Between 2002 and 2011, she collaborated on the program Dimensión Colorida on Radio Universidad de Guadalajara, conducting reports, interviews, and narrating stories. She has also participated in other radio programs such as Teleférico, De pico picorendo, and Jalisco en la hora nacional. In 2014, she collaborated on the Perfil Cultura supplement of the newspaper Mural, conducting interviews during the Guadalajara International Book Fair.

Since her first publication, Nungaray has given lectures and talks on reading promotion at various educational institutions. She has participated in literary meetings such as the First National Meeting of Poets in Mariano Escobedo, Veracruz (2016); the VII Transvolcanic Poetry Meeting (2016); the 3rd and 4th Ibero-American Letters Fair in Toluca (2016, 2017); and the Mexico International Poetry Festival (2018), among others.

In 2014, she won second place in the IV National Young Poetry Prize "Jorge Lara". In 2017, she was a grantee of the Interfaz ISSSTE-Cultura Los Signos en Rotación Festival in San Luis Potosí.

Nungaray is the director of the literary magazine En la Masmédula (www.enlamasmedula.com), a space dedicated to promoting contemporary literature. Additionally, she collaborates in various digital publications such as Diario16, Diario Siglo XXI, Revista Todo Literatura, and El Siglo.

== Selected publications ==
- Raíz del cielo (author). Mexico: Secretaría de Cultura de Jalisco/Literalia, 2005
- Alba-vigia (author). México: La Zonámbula, 2008
- Sentencia del fuego (author). México: La Cartonera, 2011
- Travesía: Entidad del cuerpo (author). México: La Zonámbula, 2014
- El cielo cae a voces (author). México: Secretaría de Cultura y Turismo del Gobierno del Estado de México/Universidad Autónoma del Estado de México, 2023

== Awards ==
- Premio Nacional de Poesía Joven Jorge Lara 2014, awarded by the Secretaría de la Cultura y las Artes (Sedeculta)
- Honorable Mention in the Caminos de la Libertad Award 2022, 13th Youth Competition. Issued by Centro Ricardo B. Salinas Pliego (Centro RBS).
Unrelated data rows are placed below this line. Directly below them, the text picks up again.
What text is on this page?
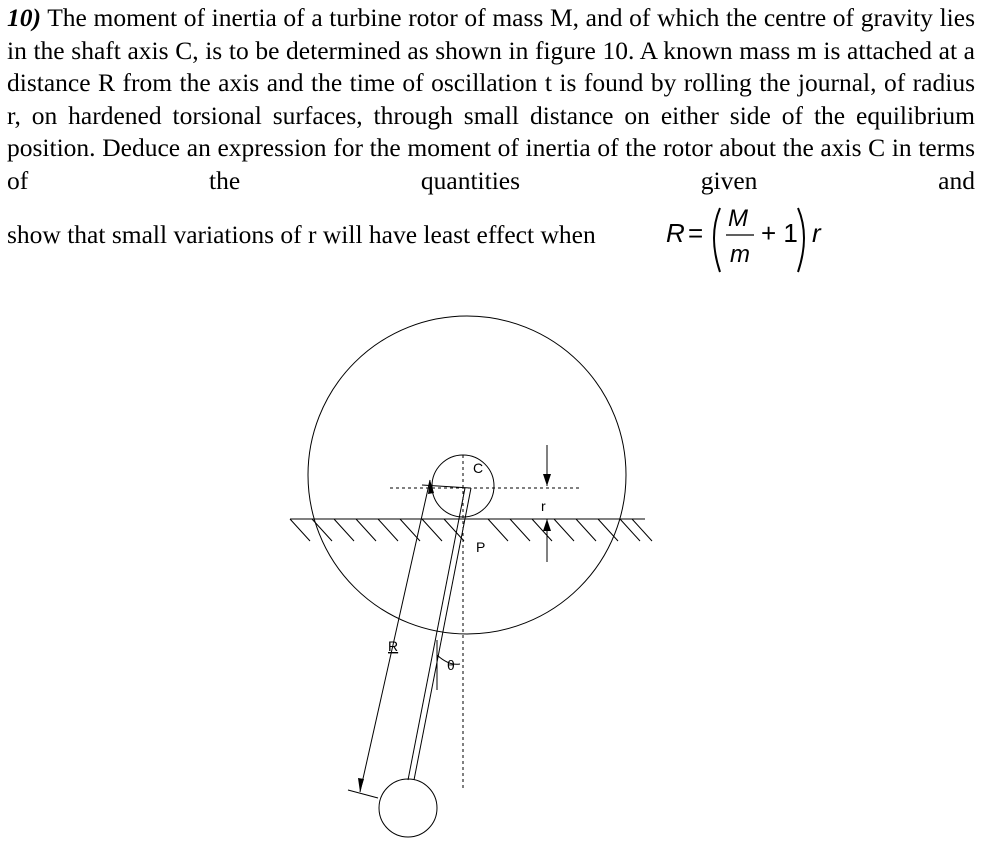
10) The moment of inertia of a turbine rotor of mass M, and of which the centre of gravity lies in the shaft axis C, is to be determined as shown in figure 10. A known mass m is attached at a distance R from the axis and the time of oscillation t is found by rolling the journal, of radius r, on hardened torsional surfaces, through small distance on either side of the equilibrium position. Deduce an expression for the moment of inertia of the rotor about the axis C in terms of the quantities given and

show that small variations of r will have least effect when	R = M
m
+ 1 r
C
r
P
R
θ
== Participation in Events and Conferences ==

Throughout her career, Melissa Nungaray has participated in numerous literary gatherings and book fairs at both national and international levels. In 2006, she presented her first book, Raíz del cielo, at the Capilla Elías Nandino of the Ex Convento del Carmen and the Guadalajara International Book Fair. In later years, she gained recognition with the presentation of Alba-vigía (2008) and Travesía: Entidad del cuerpo (2014) in venues such as the José Luis Martínez Bookstore of the Fondo de Cultura Económica. She has been invited to the International Book Fair of the Palacio de Minería, the Guadalajara International Book Fair, and the Yucatán International Reading Fair, where she has given lectures and readings of her work. Additionally, she has participated in literary events such as the Writers' Meeting for Ciudad Juárez in Ecatepec and the Transvolcanic Poetry Gathering. Her cultural promotion efforts also include collaborations in the Perfil Cultura supplement of Mural newspaper and initiatives to encourage reading in educational institutions.

== Influence and Recognition ==

Melissa Nungaray has been mentioned in various publications as one of Mexico's most outstanding young writers. Her work has been included in the Encyclopedia of Literature in Mexico and in the Dictionary of 21st Century Mexican Writers. Additionally, she is featured in the Spanish Fonoteca of Contemporary Poetry, further solidifying her influence in contemporary poetry.